Almost three out of four companies expect revenue growth and nearly two-thirds predict increased profits for their business in the year ahead, according to the 2011 Chase Economic Outlook Study. Half of the companies surveyed said they expect to hire full-time permanent employees in the next 12 months.

While optimistic about their own company’s prospects, most were more guarded about the national economy. Thirty-nine percent of the companies report an optimistic outlook on the national economy.

“Our survey shows business executives across the country are optimistic about their company’s outlook and many expect to add to their corporate payrolls over the next 12 months,” said Todd Maclin, chief executive officer (CEO) of Chase Commercial Banking. “The survey results are encouraging and informative, but also show we have obstacles to overcome.”
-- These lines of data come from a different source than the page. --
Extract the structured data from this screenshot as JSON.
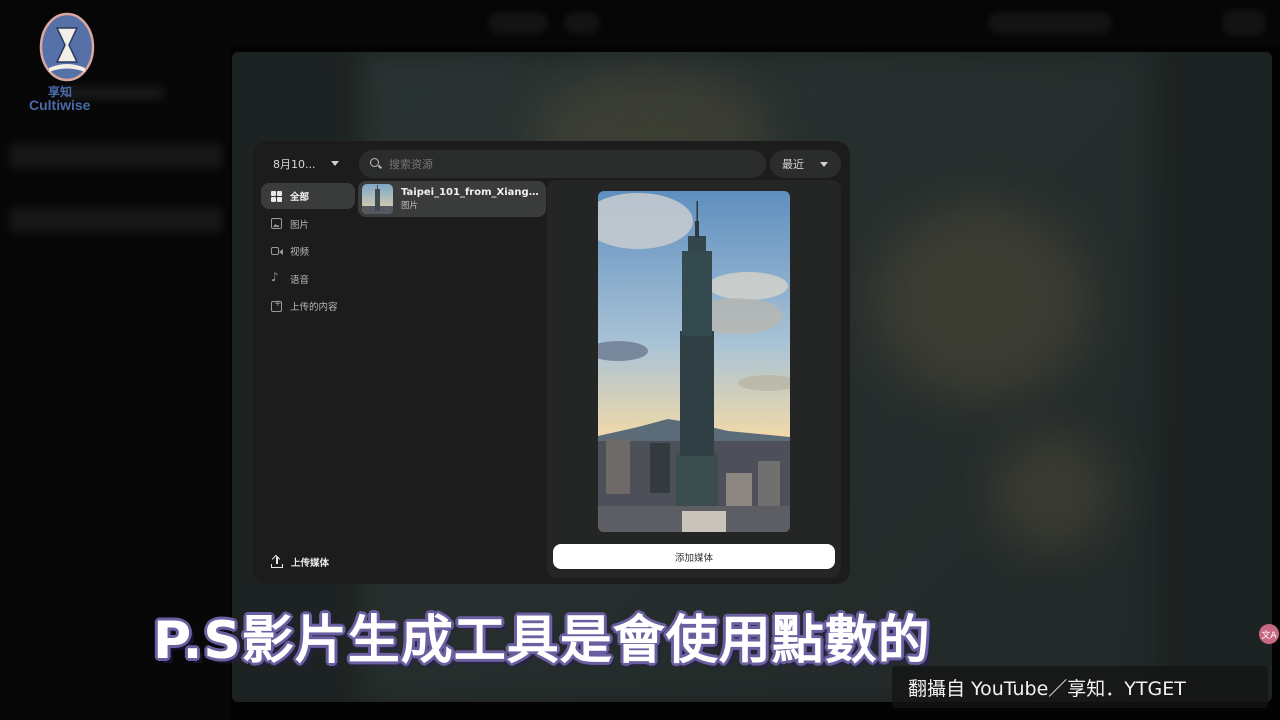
{
  "dialog": {
    "date_filter": "8月10...",
    "search_placeholder": "搜索资源",
    "sort_label": "最近",
    "nav_items": [
      {
        "label": "全部",
        "icon": "grid-icon",
        "active": true
      },
      {
        "label": "图片",
        "icon": "image-icon",
        "active": false
      },
      {
        "label": "视频",
        "icon": "video-icon",
        "active": false
      },
      {
        "label": "语音",
        "icon": "audio-icon",
        "active": false
      },
      {
        "label": "上传的内容",
        "icon": "upload-folder-icon",
        "active": false
      }
    ],
    "upload_label": "上传媒体",
    "file": {
      "name": "Taipei_101_from_Xiangs...",
      "type": "图片"
    },
    "add_button": "添加媒体"
  },
  "logo": {
    "cn": "享知",
    "en": "Cultiwise"
  },
  "caption": "P.S影片生成工具是會使用點數的",
  "credit": "翻攝自 YouTube／享知．YTGET",
  "translate_badge": "文A",
  "colors": {
    "dialog_bg": "#1b1c1b",
    "active_item": "#3a3b3b",
    "caption_outline": "#6a5fa0",
    "logo_blue": "#4b6aa8"
  }
}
Chase Commercial Banking surveyed senior financial decision makers at nearly 700 US companies with revenues ranging between US$10m and US$500m annually. This is the first year Chase has surveyed commercial banking clients and prospects to gauge their outlook on the economy and expectations for the year ahead.

Survey participants talked about their own businesses:

  • Almost three-quarters (72%) expect to achieve revenue growth and 62% expect higher profits in next 12 months.
  • Half plan to hire additional full-time, permanent employees.
  • Forty-two percent anticipate investing more in their businesses with increased capital expenditures.
  • Forty percent plan to borrow more in the next 12 months and 7% will borrow less.

They also addressed national issues:

  • Thirty-nine percent are optimistic about the national economy.
  • Forty-two percent expect interest rates to rise significantly over the next 12 months.
  • Two-thirds say the regulatory environment is making it more difficult to expand and hire new workers.
  • Fifty-nine percent view the recently passed health-care legislation as an impediment to hiring.
  • Seventy-two percent are very concerned about rising health-care costs.